The non-recurring items recorded by Cal Dive in the second quarter include $11.8 million in non-cash equity losses and a related asset impairment charge in connection with Cal Dive's investment in Offshore Technology Solutions Limited ("OTSL"), a Trinidad and Tobago entity in which Cal Dive owns a 40% minority interest, and a $2.0 million cash settlement, subject to final negotiation of a court-approved settlement agreement, to be paid for a civil claim by the Department of Justice related to the Stolt and Torch acquisitions in 2005. Cal Dive also reported a $1.7 million gain on a sale of a portable saturation diving asset during the second quarter.
Summary of Results (in thousands, except per share amounts and percentages) Second Quarter First Quarter Six Months 2007 2006 2007 2007 2006 Revenues $410,574 $305,013 $396,055 $806,629 $596,661 Gross Profit 141,765 131,692 135,615 277,380 233,958 35% 43% 34% 34% 39% Net Income 57,702 69,139 55,820 113,522 124,528 14% 23% 14% 14% 21% Diluted Earnings 0.61 0.83 0.60 1.21 1.51 Per Share
Martin Ferron, President and Chief Executive Officer of Helix, stated, "We expected Q2 earnings to be similar to those reported for Q1 and actually posted an improved result, even after the negative impact of the non-recurring items described above.

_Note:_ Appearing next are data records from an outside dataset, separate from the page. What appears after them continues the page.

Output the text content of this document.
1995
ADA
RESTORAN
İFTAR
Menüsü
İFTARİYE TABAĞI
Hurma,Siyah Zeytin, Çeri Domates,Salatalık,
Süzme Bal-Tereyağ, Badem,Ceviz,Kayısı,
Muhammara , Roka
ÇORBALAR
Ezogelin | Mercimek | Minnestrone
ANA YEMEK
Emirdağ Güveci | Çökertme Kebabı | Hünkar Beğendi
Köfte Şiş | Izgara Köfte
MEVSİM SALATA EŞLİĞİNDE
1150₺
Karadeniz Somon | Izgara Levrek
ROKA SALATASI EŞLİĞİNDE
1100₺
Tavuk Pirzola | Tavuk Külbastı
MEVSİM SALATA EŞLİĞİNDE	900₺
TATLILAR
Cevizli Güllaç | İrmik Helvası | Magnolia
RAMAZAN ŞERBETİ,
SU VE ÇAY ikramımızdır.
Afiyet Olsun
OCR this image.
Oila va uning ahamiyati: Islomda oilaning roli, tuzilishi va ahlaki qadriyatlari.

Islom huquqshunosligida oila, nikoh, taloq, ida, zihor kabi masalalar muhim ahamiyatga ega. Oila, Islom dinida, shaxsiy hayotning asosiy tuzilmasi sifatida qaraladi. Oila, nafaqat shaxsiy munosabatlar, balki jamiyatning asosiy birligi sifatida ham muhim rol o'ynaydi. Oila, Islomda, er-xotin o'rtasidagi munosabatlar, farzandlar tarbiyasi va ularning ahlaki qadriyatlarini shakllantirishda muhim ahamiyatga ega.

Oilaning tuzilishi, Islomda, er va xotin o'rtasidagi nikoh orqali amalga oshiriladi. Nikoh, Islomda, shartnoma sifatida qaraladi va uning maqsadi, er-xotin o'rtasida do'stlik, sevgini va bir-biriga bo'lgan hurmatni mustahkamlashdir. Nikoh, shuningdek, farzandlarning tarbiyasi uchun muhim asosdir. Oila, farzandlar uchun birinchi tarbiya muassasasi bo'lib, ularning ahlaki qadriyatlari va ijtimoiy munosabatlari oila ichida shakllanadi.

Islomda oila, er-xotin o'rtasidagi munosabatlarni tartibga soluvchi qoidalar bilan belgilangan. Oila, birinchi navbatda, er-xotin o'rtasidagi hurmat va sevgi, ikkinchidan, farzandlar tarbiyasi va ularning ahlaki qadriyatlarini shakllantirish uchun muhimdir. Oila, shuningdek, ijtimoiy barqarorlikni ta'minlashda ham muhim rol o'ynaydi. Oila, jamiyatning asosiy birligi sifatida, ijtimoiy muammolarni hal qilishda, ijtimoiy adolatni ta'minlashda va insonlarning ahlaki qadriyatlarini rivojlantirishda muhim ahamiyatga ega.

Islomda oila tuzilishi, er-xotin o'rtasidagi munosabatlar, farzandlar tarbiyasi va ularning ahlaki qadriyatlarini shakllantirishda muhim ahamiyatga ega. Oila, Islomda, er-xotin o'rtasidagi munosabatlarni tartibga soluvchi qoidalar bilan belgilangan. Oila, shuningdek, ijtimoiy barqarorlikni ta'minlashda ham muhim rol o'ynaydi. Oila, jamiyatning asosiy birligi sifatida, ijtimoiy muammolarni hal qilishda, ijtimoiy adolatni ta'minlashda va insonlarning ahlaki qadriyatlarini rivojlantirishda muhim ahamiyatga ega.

This improvement was also achieved despite another very busy quarter for marine asset maintenance, with the Intrepid and several key Cal Dive vessels undergoing regulatory drydockings during the period. That maintenance work is now largely behind us, except for the planned upgrade to the Q4000, and we are anticipating a strong second half of the year for Contracting Services.
"In our Oil and Gas business unit we had another very successful quarter with the drill bit, going six for six with exploratory wells. This takes our success record to 12 for 12 for the first half of the year and improves our proven reserve base by around 140 bcfe. On the production front we plan to bring several key shelf development projects onstream in the second half of the year, and our deepwater development projects remain on schedule to boost output next year.
"We have updated the assessment of the key variables that drive our earnings for the year and this will be covered in the conference call tomorrow. Based on our analysis we are comfortable with the present consensus earnings estimate for 2007 of $3.26/share, subject to no further significant deterioration in the natural gas price. We have created very meaningful future value in our deepwater development projects portfolio and, as set out in our initial earnings guidance, we may monetize part of that value, in order to reduce debt and contribute to near term earnings."
Financial Highlights * Revenues: The $105.6 million increase in year-over-year second quarter revenues was driven primarily by an increase in oil and gas sales of $61.0 million due primarily to the production added from the acquisition of Remington Oil and Gas Corporation. The remaining increase was due to improvements in contracting services revenues due to much better market conditions. * Margins: 35% is eight points less than the year ago quarter due primarily to significant out of service days for Cal Dive's vessels in regulatory drydocks (373 days in 2Q 2007 vs. 89 days in 2Q 2006) and an increased DD&A rate for oil and gas production due to the Remington acquisition. * SG&A: $33.4 million increased $6.0 million from the same period a year ago due primarily to increased overhead to support our growth. This level of SG&A was 8% of second quarter revenues, down from the 9% in the year ago quarter. * Equity in Earnings: Net losses of $4.7 million is comprised of the $11.8 million impairment / equity losses in Cal Dive's minority interest in OTSL offset by $7.0 million for our share of earnings for the quarter of Deepwater Gateway, L.L.C.'s earnings relating to the Marco Polo facility and demand fees relating to the Independence Hub facility. * Income Tax Provision: The Company's effective tax rate for the quarter was 35%, compared to 34% for last year's second quarter due primarily to the nondeductibility of the OTSL charges and the DOJ reserve. * Balance Sheet: Total consolidated debt as of June 30, 2007 was $1.4 billion. This includes $140 million under Cal Dive's revolving facility which is non-recourse to Helix. This represents 43% net debt to book capitalization and with $735 million of adjusted EBITDAX during the last twelve months, this represents 1.8 times trailing twelve month adjusted EBITDAX.